I have a list of around 100 matrices, that looks like this
A={{{425060., 2.14235*10^6, 0.49, 0.01, 0.38, 0.620161,
20.}, {1.24808*10^6, 1.53025*10^6, 0.04, 0.07, 0.31, 0.320312,
20.}, {7.39304*10^6, 1.40204*10^6, 0.83, 0.45, 0.09, 0.94842, 20.} .... {4.27537*10^6,
1.62124*10^6, 0.24, 0.28, 0.62, 0.721388, 20.1}, {3.27776*10^6,
2.25816*10^6, 0.01, 0.21, 0.72, 0.750067, 20.1}, {3.0814*10^6,
1.95624*10^6, 0.02, 0.19, 0.72, 0.744916, 20.1}, {2.42706*10^6,
1.25729*10^6, 0.03, 0.17, 0.7, 0.720972, 20.1}, {4.47196*10^6,
1.23247*10^6, 0.24, 0.27, 0.57, 0.674833, 20.1}, {1.57132*10^7,
1.65019*10^6, 0.76, 0.92, 0.5, 1.29383, 20.1} ......
Each matrix has an unknown number of rows. Each matrix holds information about a group of particles at a given time. Columns 3,4,5 are the x,y and z coordinate of each particle. For each matrix, I want to compare the Euclidean distance between every two particles, and keep the particle whose distance from all other particles in that matrix is greater than 0.01. I want to use the following algorithm, I pick a matrix, then pick its first row, then I check whether EuclideanDistance[{#3, #4, #5}, {from all other particles}]> 0.01 then that row (that particle) gets copied into another matrix, if not, then ignore both the elements for further computation. This way a new list of matrix will be created with particles which are at least 0.01 units away from each other.

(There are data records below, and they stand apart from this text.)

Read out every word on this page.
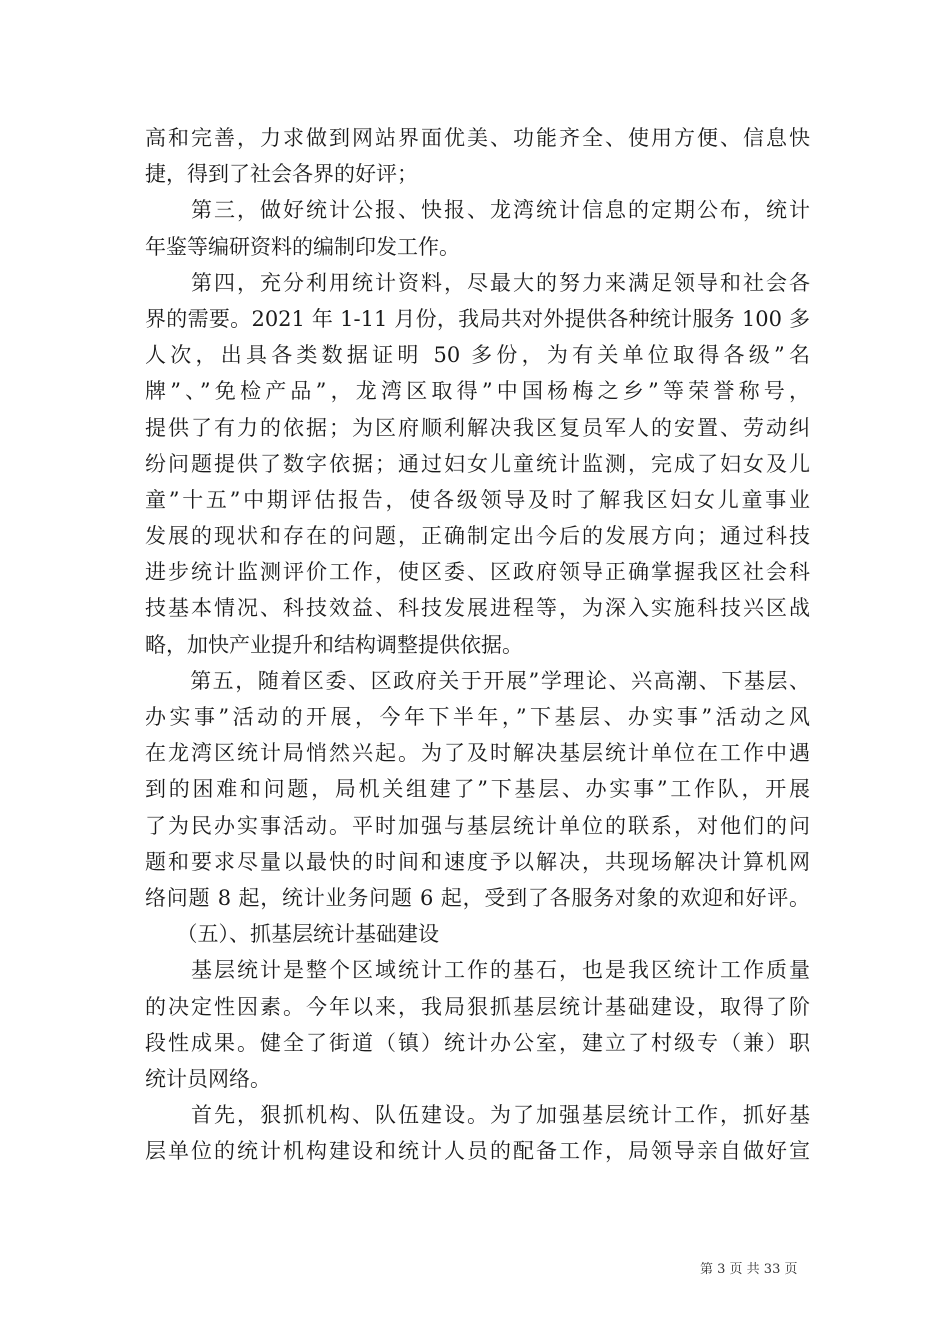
高和完善，力求做到网站界面优美、功能齐全、使用方便、信息快
捷，得到了社会各界的好评；
　　第三，做好统计公报、快报、龙湾统计信息的定期公布，统计
年鉴等编研资料的编制印发工作。
　　第四，充分利用统计资料，尽最大的努力来满足领导和社会各
界的需要。2021 年 1-11 月份，我局共对外提供各种统计服务 100 多
人次，出具各类数据证明 50 多份，为有关单位取得各级”名
牌”、”免检产品”，龙湾区取得”中国杨梅之乡”等荣誉称号，
提供了有力的依据；为区府顺利解决我区复员军人的安置、劳动纠
纷问题提供了数字依据；通过妇女儿童统计监测，完成了妇女及儿
童”十五”中期评估报告，使各级领导及时了解我区妇女儿童事业
发展的现状和存在的问题，正确制定出今后的发展方向；通过科技
进步统计监测评价工作，使区委、区政府领导正确掌握我区社会科
技基本情况、科技效益、科技发展进程等，为深入实施科技兴区战
略，加快产业提升和结构调整提供依据。
　　第五，随着区委、区政府关于开展”学理论、兴高潮、下基层、
办实事”活动的开展，今年下半年，”下基层、办实事”活动之风
在龙湾区统计局悄然兴起。为了及时解决基层统计单位在工作中遇
到的困难和问题，局机关组建了”下基层、办实事”工作队，开展
了为民办实事活动。平时加强与基层统计单位的联系，对他们的问
题和要求尽量以最快的时间和速度予以解决，共现场解决计算机网
络问题 8 起，统计业务问题 6 起，受到了各服务对象的欢迎和好评。
　　（五）、抓基层统计基础建设
　　基层统计是整个区域统计工作的基石，也是我区统计工作质量
的决定性因素。今年以来，我局狠抓基层统计基础建设，取得了阶
段性成果。健全了街道（镇）统计办公室，建立了村级专（兼）职
统计员网络。
　　首先，狠抓机构、队伍建设。为了加强基层统计工作，抓好基
层单位的统计机构建设和统计人员的配备工作，局领导亲自做好宣
第 3 页 共 33 页
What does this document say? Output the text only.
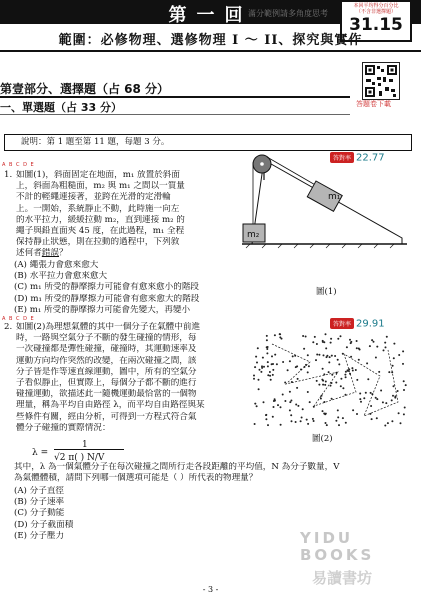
第一回
滿分範例請多角度思考
本回平均得分百分比
（不含非選擇題）
31.15
範圍：必修物理、選修物理 I ～ II、探究與實作
答題卷下載
第壹部分、選擇題（占 68 分）
一、單選題（占 33 分）
說明：第 1 題至第 11 題，每題 3 分。
A B C D E
1. 如圖(1)，斜面固定在地面，m₁ 放置於斜面
上，斜面為粗糙面，m₂ 與 m₁ 之間以一質量
不計的輕繩連接著，並跨在光滑的定滑輪
上。一開始，系統靜止不動，此時施一向左
的水平拉力，緩緩拉動 m₂，直到連接 m₂ 的
繩子與鉛直面夾 45 度，在此過程，m₁ 全程
保持靜止狀態，則在拉動的過程中，下列敘
述何者錯誤？
(A) 繩張力會愈來愈大
(B) 水平拉力會愈來愈大
(C) m₁ 所受的靜摩擦力可能會有愈來愈小的階段
(D) m₁ 所受的靜摩擦力可能會有愈來愈大的階段
(E) m₁ 所受的靜摩擦力可能會先變大，再變小
答對率 22.77
m₁
m₂
圖(1)
A B C D E
2. 如圖(2)為理想氣體的其中一個分子在氣體中前進
時，一路與空氣分子不斷的發生碰撞的情形，每
一次碰撞都是彈性碰撞，碰撞時，其運動速率及
運動方向均作突然的改變，在兩次碰撞之間，該
分子皆是作等速直線運動，圖中，所有的空氣分
子看似靜止，但實際上，每個分子都不斷的進行
碰撞運動，欲描述此一隨機運動最恰當的一個物
理量，稱為平均自由路徑 λ，而平均自由路徑與某
些條件有關，經由分析，可得到一方程式符合氣
體分子碰撞的實際情況：
λ =
1
√2 π( ) N/V
其中，λ 為一個氣體分子在每次碰撞之間所行走各段距離的平均值，N 為分子數量，V
為氣體體積，請問下列哪一個選項可能是（ ）所代表的物理量？
(A) 分子直徑
(B) 分子速率
(C) 分子動能
(D) 分子截面積
(E) 分子壓力
答對率 29.91
圖(2)
YIDU
BOOKS
易讀書坊
- 3 -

EDIT : I am getting error messages EuclideanDistance::argr: EuclideanDistance called with 1 argument; 2 arguments are expected. >> Pick::incomp: Expressions {{1.13266*10^7,1.40618*10^6,0.82,0.67,0.35,1.11526,22.7}} and {EuclideanDistance[{0.82,0.67,0.35}]>0.01} have incompatible shapes. >> EuclideanDistance::argr: EuclideanDistance called with 1 argument; 2 arguments are expected. >> Pick::incomp: Expressions {{1.13266*10^7,1.38136*10^6,0.82,0.67,0.35,1.11526,22.8}} and {EuclideanDistance[{0.82,0.67,0.35}]>0.01} have incompatible shapes
this is happening when there is only one element in the matrix, as EuclideanDistance
requires two arguments. Is there any way I can have the Euclidean distance skip over these single elements, yet the fina list of matrices will have those single elements?